John L. Rotz (December 16, 1934 – July 12, 2021) was an American Thoroughbred horse racing jockey and a World Champion in Western riding competitions.

==Early career==
After graduating from Warrensburg-Latham High School in Illinois in 1952, Rotz went to work at Fairmount Park Racetrack in Collinsville, Illinois. After working as a groom, hot walker, and exercise rider, he began riding professionally in 1953. Nicknamed "Gentleman John" because of his polite demeanor, he gained a reputation for being able to handle temperamental Thoroughbreds.

==Riding career==
During a 20-year riding career, Rotz won many of the most important races across the United States. In 1969 and 1970, he won more stakes races than any other jockey in American racing. He earned two wins in the American Classic Races, the first coming in 1962 when he rode Greek Money to victory in the Preakness Stakes. A year earlier, he finished second in the Preakness aboard Globemaster and earned another second-place finish in 1968 with King Ranch's Out of the Way. He got his second Classic race win aboard High Echelon in the 1970 Belmont Stakes.

In 1973, Rotz was voted the George Woolf Memorial Jockey Award, given to a jockey in North America who demonstrates high standards of personal and professional conduct, on and off the racetrack. He retired from riding that year following surgery for a foot injury, but he remained active in the industry, working for ten years as a racing steward at various racetracks in Louisiana, Ohio, Delaware, and New York. While working at Thistledown Racecourse in North Randall, Ohio in 1975, he met his wife, Mary, whose sister was a horse trainer at the track.

==Retirement==
Rotz retired as a racing steward on March 31, 1983. He and his wife returned to his native Warrensburg, Illinois where they purchased a 280 acre farm. Mary Rotz became involved with the rehabilitation of injured and orphaned wildlife through her Prairie Wildlife Rehabilitation program while John turned to riding Quarter horses in Western riding competitions. In 1987, he won the National Reining Horse Association Novice Horse Non-Pro World Championship. He rode well into his 70s, competing in cutting horse competitions at the Illinois State Fair and other shows in the Midwest. After he stopped competing, Rotz continued to participate in special fundraising events with other active and retired top jockeys to support the Permanently Disabled Jockeys Fund.
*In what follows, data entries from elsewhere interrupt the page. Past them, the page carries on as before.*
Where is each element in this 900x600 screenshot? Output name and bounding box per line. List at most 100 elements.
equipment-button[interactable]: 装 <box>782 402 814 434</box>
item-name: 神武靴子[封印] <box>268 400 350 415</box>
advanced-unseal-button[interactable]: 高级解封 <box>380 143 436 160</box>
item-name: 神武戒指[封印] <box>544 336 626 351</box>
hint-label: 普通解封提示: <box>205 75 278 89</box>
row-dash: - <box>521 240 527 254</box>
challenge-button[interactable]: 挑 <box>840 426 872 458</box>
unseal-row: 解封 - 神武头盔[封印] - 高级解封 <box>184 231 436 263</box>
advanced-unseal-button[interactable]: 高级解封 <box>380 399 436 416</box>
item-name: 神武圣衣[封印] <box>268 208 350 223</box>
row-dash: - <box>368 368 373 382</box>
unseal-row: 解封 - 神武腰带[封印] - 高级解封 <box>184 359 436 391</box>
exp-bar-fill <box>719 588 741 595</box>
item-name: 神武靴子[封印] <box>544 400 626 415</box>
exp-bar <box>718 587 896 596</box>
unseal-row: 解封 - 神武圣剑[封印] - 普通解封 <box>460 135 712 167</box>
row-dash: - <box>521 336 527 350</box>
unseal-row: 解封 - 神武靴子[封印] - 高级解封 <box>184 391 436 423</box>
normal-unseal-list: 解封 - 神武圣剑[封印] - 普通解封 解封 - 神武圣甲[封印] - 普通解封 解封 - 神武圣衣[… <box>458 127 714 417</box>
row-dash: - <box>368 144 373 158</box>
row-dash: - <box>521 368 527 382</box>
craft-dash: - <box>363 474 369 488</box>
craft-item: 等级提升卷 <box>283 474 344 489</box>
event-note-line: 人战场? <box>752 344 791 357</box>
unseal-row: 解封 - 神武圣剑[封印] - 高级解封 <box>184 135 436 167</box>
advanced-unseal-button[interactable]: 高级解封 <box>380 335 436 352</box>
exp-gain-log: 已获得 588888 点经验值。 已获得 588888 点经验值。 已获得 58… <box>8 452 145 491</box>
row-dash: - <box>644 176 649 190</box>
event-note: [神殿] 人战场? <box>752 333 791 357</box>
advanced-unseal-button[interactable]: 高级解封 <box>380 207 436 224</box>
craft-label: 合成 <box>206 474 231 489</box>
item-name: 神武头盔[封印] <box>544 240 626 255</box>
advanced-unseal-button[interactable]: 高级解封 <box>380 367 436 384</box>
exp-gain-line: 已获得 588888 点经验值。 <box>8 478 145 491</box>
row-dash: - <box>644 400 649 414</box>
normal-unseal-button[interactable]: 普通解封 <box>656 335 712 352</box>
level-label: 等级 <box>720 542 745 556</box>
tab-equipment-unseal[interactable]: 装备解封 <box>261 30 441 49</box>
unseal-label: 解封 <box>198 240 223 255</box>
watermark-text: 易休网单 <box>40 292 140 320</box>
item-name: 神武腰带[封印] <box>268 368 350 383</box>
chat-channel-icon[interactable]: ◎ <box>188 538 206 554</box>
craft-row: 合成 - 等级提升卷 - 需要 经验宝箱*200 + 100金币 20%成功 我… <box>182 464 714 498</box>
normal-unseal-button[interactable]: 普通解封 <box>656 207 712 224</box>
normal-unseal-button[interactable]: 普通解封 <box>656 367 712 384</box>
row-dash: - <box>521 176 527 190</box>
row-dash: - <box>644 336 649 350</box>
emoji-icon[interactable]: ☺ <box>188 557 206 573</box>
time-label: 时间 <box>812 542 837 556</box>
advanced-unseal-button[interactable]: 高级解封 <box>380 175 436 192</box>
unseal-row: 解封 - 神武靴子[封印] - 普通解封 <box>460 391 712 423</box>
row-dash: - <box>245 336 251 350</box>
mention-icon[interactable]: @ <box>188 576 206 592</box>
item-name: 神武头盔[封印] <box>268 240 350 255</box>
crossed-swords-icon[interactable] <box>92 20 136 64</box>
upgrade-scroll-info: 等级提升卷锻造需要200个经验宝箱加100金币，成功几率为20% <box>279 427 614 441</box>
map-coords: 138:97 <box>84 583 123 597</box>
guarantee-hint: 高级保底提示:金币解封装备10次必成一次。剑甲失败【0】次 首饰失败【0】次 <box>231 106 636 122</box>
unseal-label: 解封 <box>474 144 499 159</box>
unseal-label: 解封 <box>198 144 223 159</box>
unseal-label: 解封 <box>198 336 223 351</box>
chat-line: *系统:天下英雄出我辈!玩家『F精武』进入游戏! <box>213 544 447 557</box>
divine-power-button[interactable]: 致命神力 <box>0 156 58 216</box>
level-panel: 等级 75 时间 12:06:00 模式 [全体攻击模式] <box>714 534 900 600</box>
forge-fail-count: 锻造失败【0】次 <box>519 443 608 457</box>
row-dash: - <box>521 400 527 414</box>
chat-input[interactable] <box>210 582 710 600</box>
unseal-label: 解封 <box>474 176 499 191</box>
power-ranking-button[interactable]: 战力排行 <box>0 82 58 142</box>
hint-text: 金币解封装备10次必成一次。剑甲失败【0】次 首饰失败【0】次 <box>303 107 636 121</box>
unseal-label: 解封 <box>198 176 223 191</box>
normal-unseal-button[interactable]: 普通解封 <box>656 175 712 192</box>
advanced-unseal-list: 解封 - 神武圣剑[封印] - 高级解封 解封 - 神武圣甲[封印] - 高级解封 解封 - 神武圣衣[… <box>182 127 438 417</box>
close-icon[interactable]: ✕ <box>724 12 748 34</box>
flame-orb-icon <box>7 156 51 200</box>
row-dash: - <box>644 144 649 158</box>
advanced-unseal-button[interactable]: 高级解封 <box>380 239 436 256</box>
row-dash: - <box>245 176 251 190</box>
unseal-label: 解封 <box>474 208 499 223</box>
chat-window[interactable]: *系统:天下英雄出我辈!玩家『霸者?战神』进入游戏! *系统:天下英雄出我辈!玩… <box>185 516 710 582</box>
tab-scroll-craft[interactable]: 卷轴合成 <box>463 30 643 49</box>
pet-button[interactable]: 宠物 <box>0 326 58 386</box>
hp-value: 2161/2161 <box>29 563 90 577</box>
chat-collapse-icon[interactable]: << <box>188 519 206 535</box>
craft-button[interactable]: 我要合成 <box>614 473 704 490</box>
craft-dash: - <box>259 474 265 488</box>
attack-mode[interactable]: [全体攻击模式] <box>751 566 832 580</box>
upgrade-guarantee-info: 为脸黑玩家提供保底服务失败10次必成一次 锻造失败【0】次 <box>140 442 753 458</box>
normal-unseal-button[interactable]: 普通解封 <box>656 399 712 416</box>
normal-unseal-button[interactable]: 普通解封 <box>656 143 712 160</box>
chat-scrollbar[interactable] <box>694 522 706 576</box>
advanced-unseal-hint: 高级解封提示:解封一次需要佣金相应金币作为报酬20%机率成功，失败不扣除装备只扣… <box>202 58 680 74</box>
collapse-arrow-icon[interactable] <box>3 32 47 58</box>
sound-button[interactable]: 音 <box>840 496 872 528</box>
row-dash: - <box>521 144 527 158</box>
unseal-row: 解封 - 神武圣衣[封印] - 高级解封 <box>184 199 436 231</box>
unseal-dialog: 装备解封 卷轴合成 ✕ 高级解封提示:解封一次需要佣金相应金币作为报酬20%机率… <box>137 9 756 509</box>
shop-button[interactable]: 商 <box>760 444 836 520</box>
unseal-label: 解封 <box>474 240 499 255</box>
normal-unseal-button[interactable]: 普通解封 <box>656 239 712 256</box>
John Rotz died peacefully on July 12, 2021, at age 86 at his farm in Warrensburg, Illinois.

==Honors==
John Rotz was inducted in the United States' National Museum of Racing and Hall of Fame in 1983.

Rotz, 1952 graduate, received a Warrensburg-Latham H.S. "Distinguished Alumni" Award in 1985... given by the W-L Education Foundation.